Overall, this book gave us a lot to think about, reflect on, and be thankful for. We will continue to appreciate what we have in our lives, and explore opportunities to help those less fortunate than us.
Some of the quotes we liked are below:
“One study after another has shown that educating girls is one of the most effective ways to fight poverty. Schooling is also often a precondition for girls and women to stand up against injustice, and for women to be integrated into the economy.” – pg. 169
“Suppose that the estimate of $9 billion per year is correct. It pales beside the $40 billion that the world spends annually on pet food, but it’s still a great deal of money. If that $9 billion managed to save three quarters of the mothers who are now dying, that would mean that 402,000 women would be saved annually, in addition to many newborns (and many maternal injuries would be averted as well).” – pg. 122
“If you think education is expensive, try ignorance.” – Derek Bok, pg. 167
Our next book is “Nice Girls Don’t Get Rich” by Lois P. Frankel, PhD. As we head into the new year, we thought it was a good time to become smarter about managing our money, and learn from the book, and each other, about how to do it. According to Amazon, “Without your awareness, behaviors learned as a girl are preventing you from becoming a woman who is financially independent and free to follow her dreams.

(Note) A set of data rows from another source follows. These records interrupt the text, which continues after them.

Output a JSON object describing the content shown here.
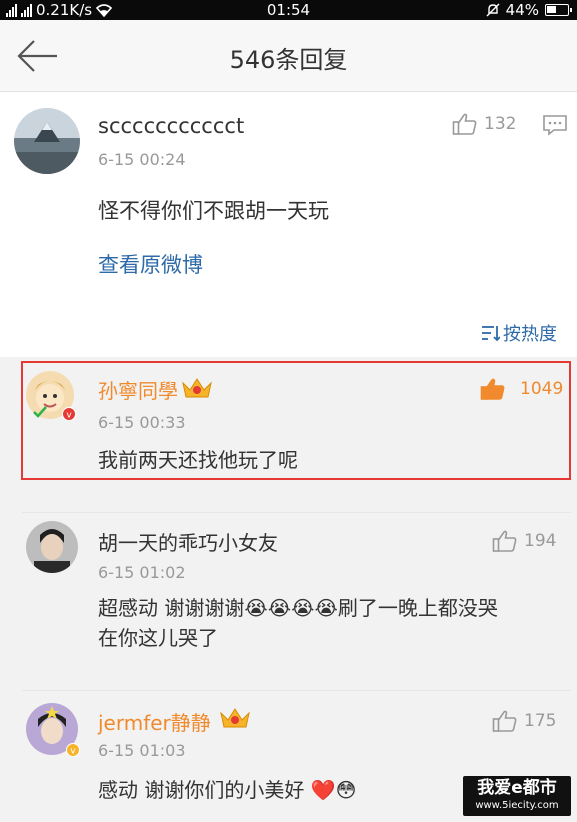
{
  "status_bar": {
    "speed": "0.21K/s",
    "time": "01:54",
    "battery": "44%"
  },
  "header": {
    "title": "546条回复"
  },
  "main_post": {
    "username": "sccccccccccct",
    "time": "6-15 00:24",
    "text": "怪不得你们不跟胡一天玩",
    "link": "查看原微博",
    "like_count": "132"
  },
  "sort": {
    "label": "按热度"
  },
  "replies": [
    {
      "username": "孙寧同學",
      "time": "6-15 00:33",
      "text": "我前两天还找他玩了呢",
      "like_count": "1049",
      "liked": true,
      "highlighted": true
    },
    {
      "username": "胡一天的乖巧小女友",
      "time": "6-15 01:02",
      "text_line1": "超感动 谢谢谢谢😭😭😭😭刷了一晚上都没哭",
      "text_line2": "在你这儿哭了",
      "like_count": "194"
    },
    {
      "username": "jermfer静静",
      "time": "6-15 01:03",
      "text": "感动 谢谢你们的小美好 ❤️😳",
      "like_count": "175"
    }
  ],
  "watermark": {
    "line1": "我爱e都市",
    "line2": "www.5iecity.com"
  },
  "colors": {
    "accent_orange": "#f08a2c",
    "link_blue": "#2e6aa8",
    "highlight_red": "#e53935"
  }
}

Now, with the same frank advice and empowering information that made Nice Girls Don’t Get the Comer Office a bestseller, Lois Frankel tackles the 75 financial mistakes that keep women from having the wealth they deserve. She isolates the messages about money given to little girls that little boys never hear. Then she helps you discover the financial thinking that is keeping you stuck in old patterns, dependent relationships, and jobs where you earn less than you deserve. Once you get to the root of the problem, Frankel helps you solve it-with fabulous results. Her coaching tips help you take control of your finances and make more money than you ever thought possible. Do you make these “nice girl” mistakes? * Mistake #4: Not playing to win. Being polite, quiet, and fair to a fault is playing the financial game “like a girl.” * Mistake #10: Choosing to remain financially illiterate. Knowledge is power. Learn to manage your major purchases, investments, and banking. * Mistake #20: Spending as an emotional crutch. Understand your emotions; don’t make purchases just to lift your spirits. * Mistake #45: Saving instead of investing. Fear can keep your funds in low-interest accounts. Get educated about investing. Get wealthy. Frankel gives you the financial savvy to change negative behaviors, make smart money choices, and embrace the life you want sooner than you think.”